Tether-backed Oobit enables people to pay and operate globally with crypto, directly from the wallets they already use.
From everyday payments to real-world spending anywhere Visa is accepted, supported by compliant issuing infrastructure across 80+ countries, turning stablecoins and digital assets into a practical global means of exchange.
Why Columbia?
The launch of Oobit in Colombia represents more than just another market entry; it reflects a broader transformation in how digital assets are perceived and used across Latin America.
This development comes at a time when Colombia has emerged as one of the most stablecoin-heavy markets globally, with the Colombian peso ranking second in centralized exchange stablecoin purchases.

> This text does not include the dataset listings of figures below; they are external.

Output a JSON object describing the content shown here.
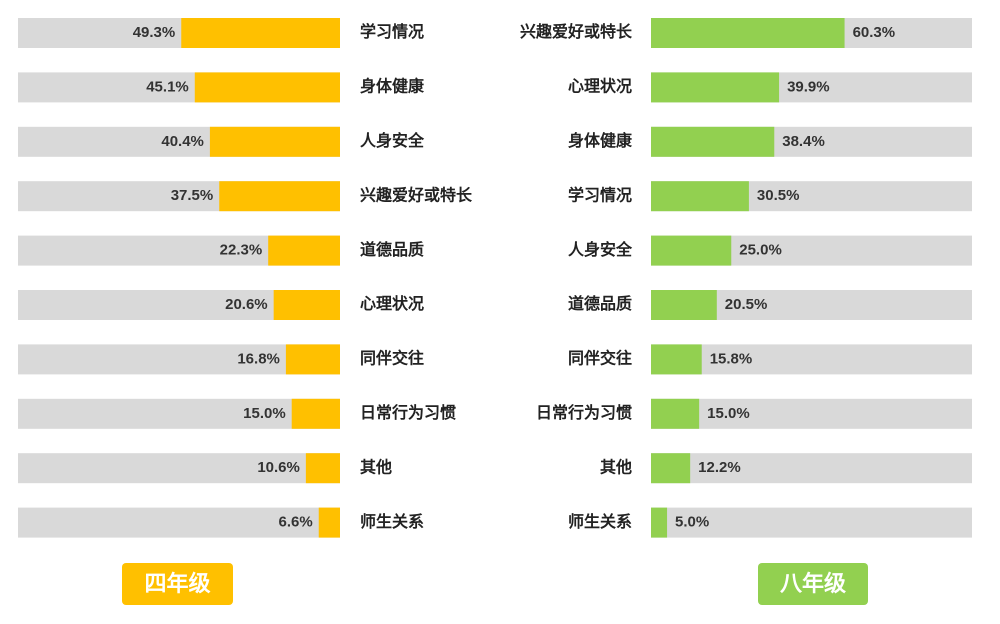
{
  "chart_data": [
    {
      "type": "bar",
      "orientation": "horizontal",
      "x_reversed": true,
      "title": "四年级",
      "color": "#ffc000",
      "categories": [
        "学习情况",
        "身体健康",
        "人身安全",
        "兴趣爱好或特长",
        "道德品质",
        "心理状况",
        "同伴交往",
        "日常行为习惯",
        "其他",
        "师生关系"
      ],
      "values": [
        49.3,
        45.1,
        40.4,
        37.5,
        22.3,
        20.6,
        16.8,
        15.0,
        10.6,
        6.6
      ],
      "value_labels": [
        "49.3%",
        "45.1%",
        "40.4%",
        "37.5%",
        "22.3%",
        "20.6%",
        "16.8%",
        "15.0%",
        "10.6%",
        "6.6%"
      ],
      "xlim": [
        0,
        100
      ]
    },
    {
      "type": "bar",
      "orientation": "horizontal",
      "x_reversed": false,
      "title": "八年级",
      "color": "#92d050",
      "categories": [
        "兴趣爱好或特长",
        "心理状况",
        "身体健康",
        "学习情况",
        "人身安全",
        "道德品质",
        "同伴交往",
        "日常行为习惯",
        "其他",
        "师生关系"
      ],
      "values": [
        60.3,
        39.9,
        38.4,
        30.5,
        25.0,
        20.5,
        15.8,
        15.0,
        12.2,
        5.0
      ],
      "value_labels": [
        "60.3%",
        "39.9%",
        "38.4%",
        "30.5%",
        "25.0%",
        "20.5%",
        "15.8%",
        "15.0%",
        "12.2%",
        "5.0%"
      ],
      "xlim": [
        0,
        100
      ]
    }
  ]
}
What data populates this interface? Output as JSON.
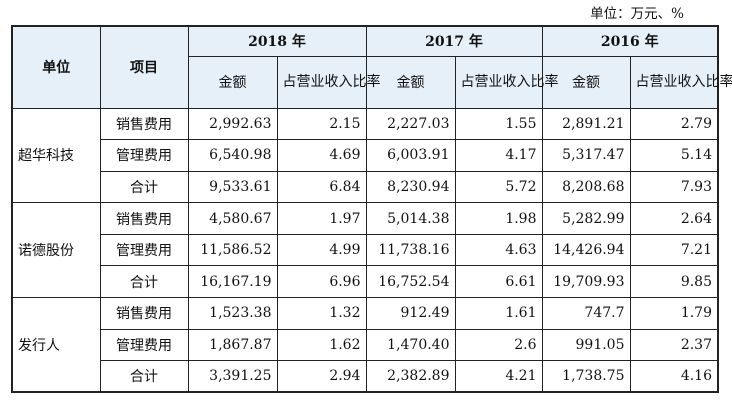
{
  "unit_note": "单位：万元、%",
  "header": {
    "col_unit": "单位",
    "col_item": "项目",
    "years": [
      "2018 年",
      "2017 年",
      "2016 年"
    ],
    "amount": "金额",
    "ratio": "占营业收入比率"
  },
  "groups": [
    {
      "name": "超华科技",
      "rows": [
        {
          "item": "销售费用",
          "v": [
            "2,992.63",
            "2.15",
            "2,227.03",
            "1.55",
            "2,891.21",
            "2.79"
          ]
        },
        {
          "item": "管理费用",
          "v": [
            "6,540.98",
            "4.69",
            "6,003.91",
            "4.17",
            "5,317.47",
            "5.14"
          ]
        },
        {
          "item": "合计",
          "v": [
            "9,533.61",
            "6.84",
            "8,230.94",
            "5.72",
            "8,208.68",
            "7.93"
          ]
        }
      ]
    },
    {
      "name": "诺德股份",
      "rows": [
        {
          "item": "销售费用",
          "v": [
            "4,580.67",
            "1.97",
            "5,014.38",
            "1.98",
            "5,282.99",
            "2.64"
          ]
        },
        {
          "item": "管理费用",
          "v": [
            "11,586.52",
            "4.99",
            "11,738.16",
            "4.63",
            "14,426.94",
            "7.21"
          ]
        },
        {
          "item": "合计",
          "v": [
            "16,167.19",
            "6.96",
            "16,752.54",
            "6.61",
            "19,709.93",
            "9.85"
          ]
        }
      ]
    },
    {
      "name": "发行人",
      "rows": [
        {
          "item": "销售费用",
          "v": [
            "1,523.38",
            "1.32",
            "912.49",
            "1.61",
            "747.7",
            "1.79"
          ]
        },
        {
          "item": "管理费用",
          "v": [
            "1,867.87",
            "1.62",
            "1,470.40",
            "2.6",
            "991.05",
            "2.37"
          ]
        },
        {
          "item": "合计",
          "v": [
            "3,391.25",
            "2.94",
            "2,382.89",
            "4.21",
            "1,738.75",
            "4.16"
          ]
        }
      ]
    }
  ]
}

Such data highlights the country’s growing reliance on dollar-backed digital assets as a hedge against local currency volatility and as a practical tool for remittances.
Brazil’s experience provides a compelling preview of what Colombia might expect. Since Oobit’s launch there in late 2024, the platform has recorded over 200% growth in activity, with active users spending an average of $400 per month across 20 transactions.

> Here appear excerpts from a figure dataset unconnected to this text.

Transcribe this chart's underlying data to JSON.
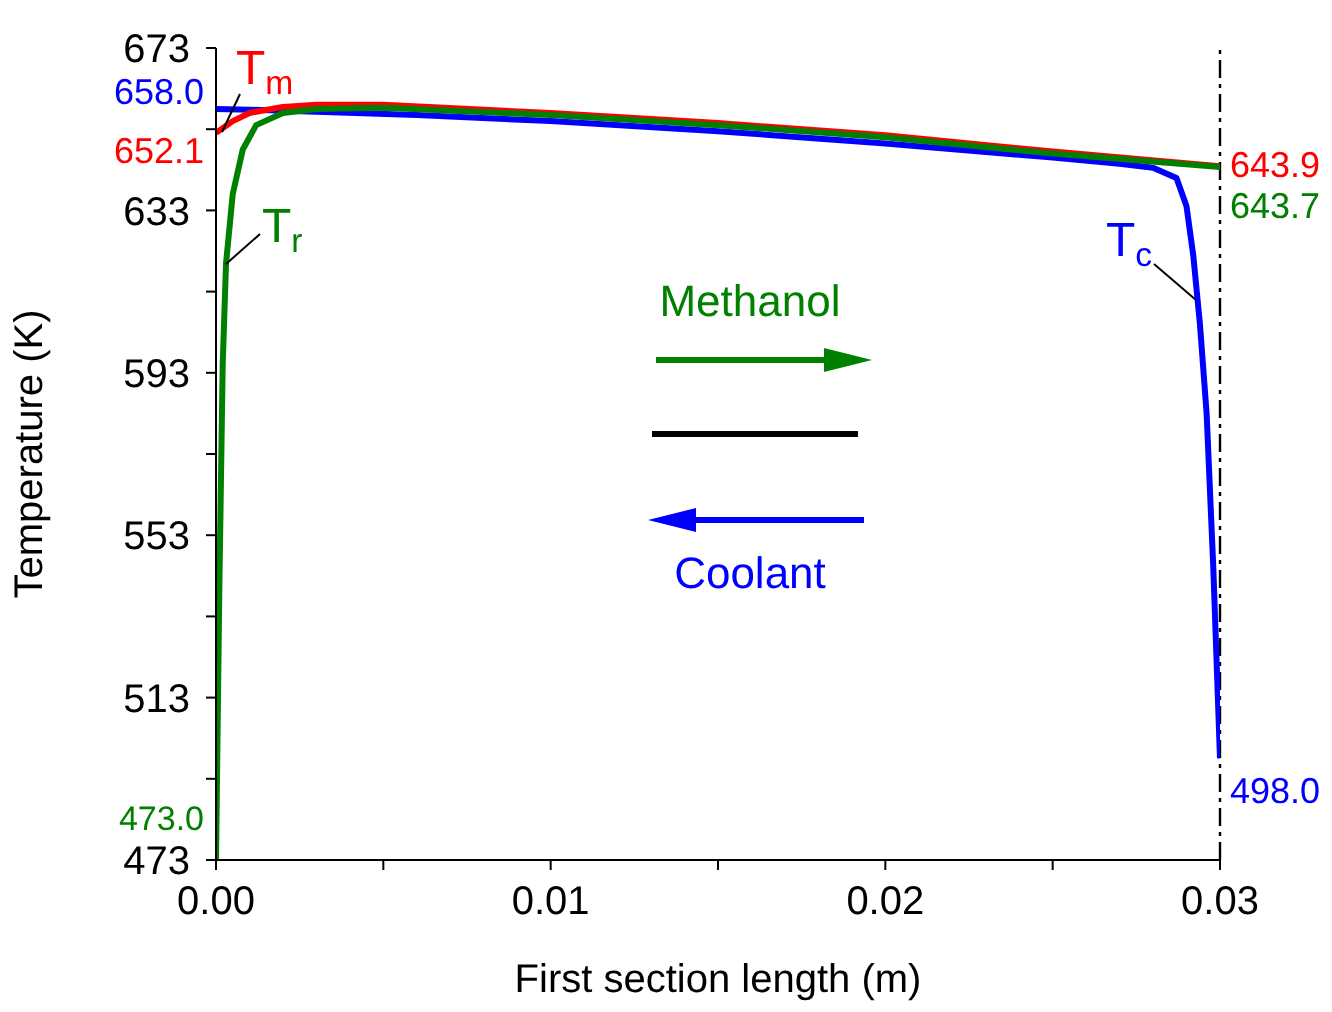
{
  "chart_data": {
    "type": "line",
    "xlabel": "First section length (m)",
    "ylabel": "Temperature (K)",
    "xlim": [
      0,
      0.03
    ],
    "ylim": [
      473,
      673
    ],
    "xticks": [
      {
        "value": 0,
        "label": "0.00"
      },
      {
        "value": 0.005,
        "label": null
      },
      {
        "value": 0.01,
        "label": "0.01"
      },
      {
        "value": 0.015,
        "label": null
      },
      {
        "value": 0.02,
        "label": "0.02"
      },
      {
        "value": 0.025,
        "label": null
      },
      {
        "value": 0.03,
        "label": "0.03"
      }
    ],
    "yticks": [
      473,
      {
        "value": 493,
        "label": null
      },
      513,
      {
        "value": 533,
        "label": null
      },
      553,
      {
        "value": 573,
        "label": null
      },
      593,
      {
        "value": 613,
        "label": null
      },
      633,
      {
        "value": 653,
        "label": null
      },
      673
    ],
    "grid": false,
    "legend": false,
    "marker": "none",
    "line_style": "solid",
    "series": [
      {
        "name": "T$_{c}$",
        "color": "#0000ff",
        "x": [
          0,
          0.001,
          0.003,
          0.006,
          0.01,
          0.015,
          0.02,
          0.025,
          0.027,
          0.028,
          0.0287,
          0.029,
          0.0292,
          0.0294,
          0.0296,
          0.0298,
          0.03
        ],
        "values": [
          658.0,
          657.8,
          657.3,
          656.5,
          655,
          652.5,
          649.5,
          646,
          644.5,
          643.5,
          641,
          634,
          622,
          605,
          583,
          545,
          498.0
        ],
        "value_labels": [
          "658.0",
          null,
          null,
          null,
          null,
          null,
          null,
          null,
          null,
          null,
          null,
          null,
          null,
          null,
          null,
          null,
          "498.0"
        ]
      },
      {
        "name": "T$_{m}$",
        "color": "#ff0000",
        "x": [
          0,
          0.0005,
          0.001,
          0.002,
          0.003,
          0.005,
          0.01,
          0.015,
          0.02,
          0.025,
          0.03
        ],
        "values": [
          652.1,
          655,
          657,
          658.5,
          659,
          659,
          657,
          654.5,
          651.5,
          647.5,
          643.9
        ],
        "value_labels": [
          "652.1",
          null,
          null,
          null,
          null,
          null,
          null,
          null,
          null,
          null,
          "643.9"
        ]
      },
      {
        "name": "T$_{r}$",
        "color": "#008000",
        "x": [
          0,
          0.0001,
          0.0002,
          0.0003,
          0.0005,
          0.0008,
          0.0012,
          0.002,
          0.003,
          0.005,
          0.01,
          0.015,
          0.02,
          0.025,
          0.03
        ],
        "values": [
          473.0,
          540,
          595,
          620,
          637,
          648,
          654,
          657,
          658,
          658.3,
          656.5,
          654,
          651,
          647,
          643.7
        ],
        "value_labels": [
          "473.0",
          null,
          null,
          null,
          null,
          null,
          null,
          null,
          null,
          null,
          null,
          null,
          null,
          null,
          "643.7"
        ]
      }
    ],
    "ref_lines": [
      {
        "axis": "x",
        "value": 0.03,
        "color": "#000000",
        "line_style": "dashed"
      }
    ],
    "annotations": [
      "Methanol",
      "Coolant"
    ]
  }
}
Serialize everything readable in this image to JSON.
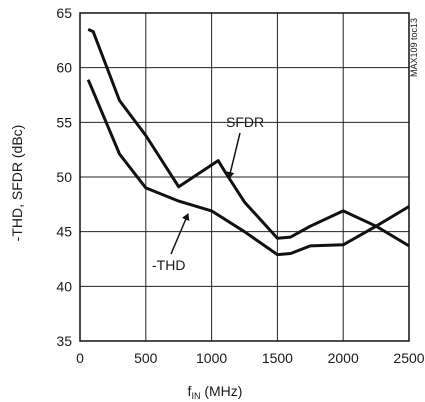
{
  "chart_data": {
    "type": "line",
    "xlabel_main": "f",
    "xlabel_sub": "IN",
    "xlabel_unit": " (MHz)",
    "ylabel": "-THD, SFDR (dBc)",
    "watermark": "MAX109 toc13",
    "xlim": [
      0,
      2500
    ],
    "ylim": [
      35,
      65
    ],
    "x_ticks": [
      0,
      500,
      1000,
      1500,
      2000,
      2500
    ],
    "y_ticks": [
      35,
      40,
      45,
      50,
      55,
      60,
      65
    ],
    "grid": true,
    "series": [
      {
        "name": "SFDR",
        "x": [
          62,
          100,
          300,
          500,
          750,
          1050,
          1100,
          1250,
          1500,
          1600,
          1750,
          2000,
          2250,
          2500
        ],
        "y": [
          63.5,
          63.3,
          57.0,
          53.8,
          49.1,
          51.5,
          50.5,
          47.7,
          44.4,
          44.5,
          45.5,
          46.9,
          45.5,
          43.7
        ]
      },
      {
        "name": "-THD",
        "x": [
          62,
          300,
          500,
          750,
          1000,
          1250,
          1500,
          1600,
          1750,
          2000,
          2250,
          2500
        ],
        "y": [
          58.9,
          52.1,
          49.0,
          47.8,
          46.9,
          45.0,
          42.9,
          43.0,
          43.7,
          43.8,
          45.5,
          47.3
        ]
      }
    ]
  }
}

These payments are not limited to niche categories but span everyday needs: 35% of transactions go to grocery stores, 8.8% to restaurants, and 7.2% to miscellaneous food outlets.

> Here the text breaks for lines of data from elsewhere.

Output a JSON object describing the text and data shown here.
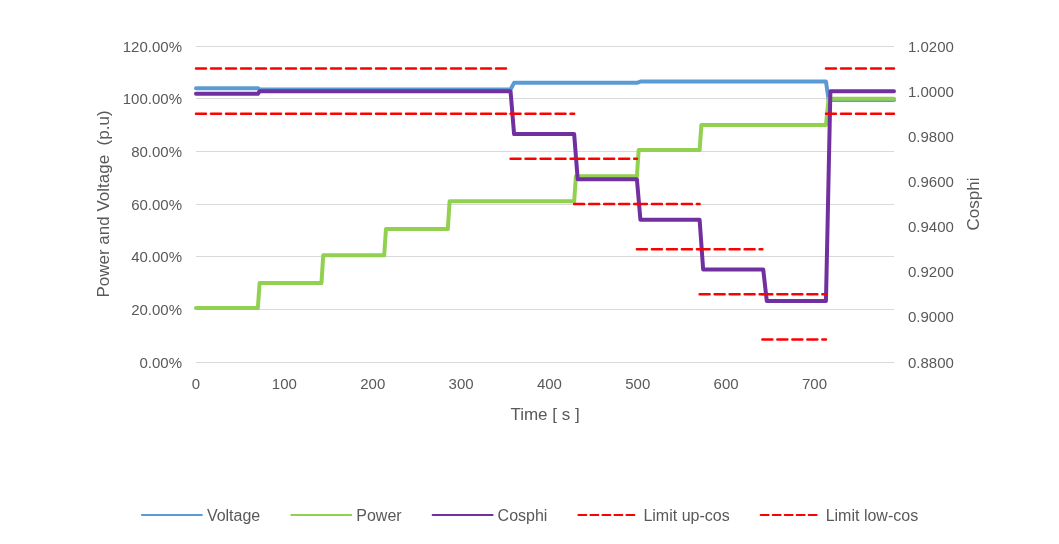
{
  "chart_data": {
    "type": "line",
    "xlabel": "Time [ s ]",
    "ylabel": "Power and Voltage  (p.u)",
    "y2label": "Cosphi",
    "xlim": [
      0,
      790
    ],
    "xticks": [
      0,
      100,
      200,
      300,
      400,
      500,
      600,
      700
    ],
    "ylim": [
      0,
      120
    ],
    "yticks": [
      {
        "value": 0,
        "label": "0.00%"
      },
      {
        "value": 20,
        "label": "20.00%"
      },
      {
        "value": 40,
        "label": "40.00%"
      },
      {
        "value": 60,
        "label": "60.00%"
      },
      {
        "value": 80,
        "label": "80.00%"
      },
      {
        "value": 100,
        "label": "100.00%"
      },
      {
        "value": 120,
        "label": "120.00%"
      }
    ],
    "y2lim": [
      0.88,
      1.02
    ],
    "y2ticks": [
      {
        "value": 0.88,
        "label": "0.8800"
      },
      {
        "value": 0.9,
        "label": "0.9000"
      },
      {
        "value": 0.92,
        "label": "0.9200"
      },
      {
        "value": 0.94,
        "label": "0.9400"
      },
      {
        "value": 0.96,
        "label": "0.9600"
      },
      {
        "value": 0.98,
        "label": "0.9800"
      },
      {
        "value": 1.0,
        "label": "1.0000"
      },
      {
        "value": 1.02,
        "label": "1.0200"
      }
    ],
    "grid": "y",
    "legend": "bottom",
    "marker": "none",
    "series": [
      {
        "name": "Voltage",
        "color": "#5b9bd5",
        "line_style": "solid",
        "x": [
          0,
          70,
          72,
          356,
          360,
          499,
          503,
          713,
          716,
          790
        ],
        "values": [
          104,
          104,
          103.5,
          103.5,
          106,
          106,
          106.5,
          106.5,
          99.5,
          99.5
        ]
      },
      {
        "name": "Power",
        "color": "#92d050",
        "line_style": "solid",
        "x": [
          0,
          70,
          72,
          142,
          144,
          213,
          215,
          285,
          287,
          428,
          430,
          499,
          501,
          570,
          572,
          713,
          716,
          790
        ],
        "values": [
          20.5,
          20.5,
          30,
          30,
          40.5,
          40.5,
          50.5,
          50.5,
          61,
          61,
          70.5,
          70.5,
          80.5,
          80.5,
          90,
          90,
          100,
          100
        ]
      },
      {
        "name": "Cosphi",
        "axis": "y2",
        "color": "#7030a0",
        "line_style": "solid",
        "x": [
          0,
          70,
          72,
          356,
          360,
          428,
          432,
          499,
          503,
          570,
          574,
          642,
          646,
          713,
          718,
          790
        ],
        "values": [
          0.9988,
          0.9988,
          1.0,
          1.0,
          0.981,
          0.981,
          0.961,
          0.961,
          0.943,
          0.943,
          0.921,
          0.921,
          0.907,
          0.907,
          1.0,
          1.0
        ]
      },
      {
        "name": "Limit up-cos",
        "axis": "y2",
        "color": "#ff0000",
        "line_style": "dashed",
        "x": [
          0,
          356,
          356,
          428,
          428,
          499,
          499,
          570,
          570,
          641,
          641,
          713,
          713,
          790
        ],
        "values": [
          1.01,
          1.01,
          0.99,
          0.99,
          0.97,
          0.97,
          0.95,
          0.95,
          0.93,
          0.93,
          0.91,
          0.91,
          1.01,
          1.01
        ]
      },
      {
        "name": "Limit low-cos",
        "axis": "y2",
        "color": "#ff0000",
        "line_style": "dashed",
        "x": [
          0,
          356,
          356,
          428,
          428,
          499,
          499,
          570,
          570,
          641,
          641,
          713,
          713,
          790
        ],
        "values": [
          0.99,
          0.99,
          0.97,
          0.97,
          0.95,
          0.95,
          0.93,
          0.93,
          0.91,
          0.91,
          0.89,
          0.89,
          0.99,
          0.99
        ]
      }
    ]
  }
}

In Brazil, adoption has even extended to beauty salons, gas stations, and electronics retailers, demonstrating that crypto payments are becoming a mainstream alternative to cash and traditional banking.
Colombia’s macroeconomic conditions make it fertile ground for similar adoption.
Persistent peso volatility and heavy reliance on remittances have conditioned households to think in terms of digital dollars.
Stablecoins, particularly USDT, have become the dominant entry point for Colombian users, offering a reliable store of value and a seamless way to transact.
Oobit’s entry into this environment is timely, as it allows consumers to bypass traditional banking off-ramps and spend crypto directly at merchants through Visa-linked systems accepted worldwide
The LATAM Framework’s extension to Global Market
The implications of this expansion extend beyond Colombia and Brazil.
Latin America is increasingly positioning itself as a global leader in the real-world utility of digital assets.
Oobit’s CEO, Amram Adar, has emphasized that crypto in the region is no longer just an investment vehicle but a primary means of paying for essentials like groceries and healthcare.
This shift challenges the narrative that cryptocurrencies are primarily speculative assets and instead highlights their role in financial inclusion and everyday commerce.
Globally, Oobit’s expansion signals a growing recognition of stablecoins as a cornerstone of digital finance.
The stablecoin market has surged from $243 billion to over $322 billion in just a year, reflecting rising demand across emerging markets.
Companies like Meta and MoneyGram have also chosen Colombia as a testing ground for stablecoin-based payouts and remittance apps, underscoring the country’s strategic importance in the global digital payments landscape
For the global market, the rise of platforms like Oobit demonstrates how crypto payments can bridge gaps in financial infrastructure, particularly in regions with volatile currencies and limited banking access.
The ability to spend digital assets directly at merchants without conversion into fiat currency reduces friction, lowers costs, and enhances accessibility.
As adoption spreads, it could reshape cross-border commerce, remittances, and even the way multinational corporations approach payments in emerging economies.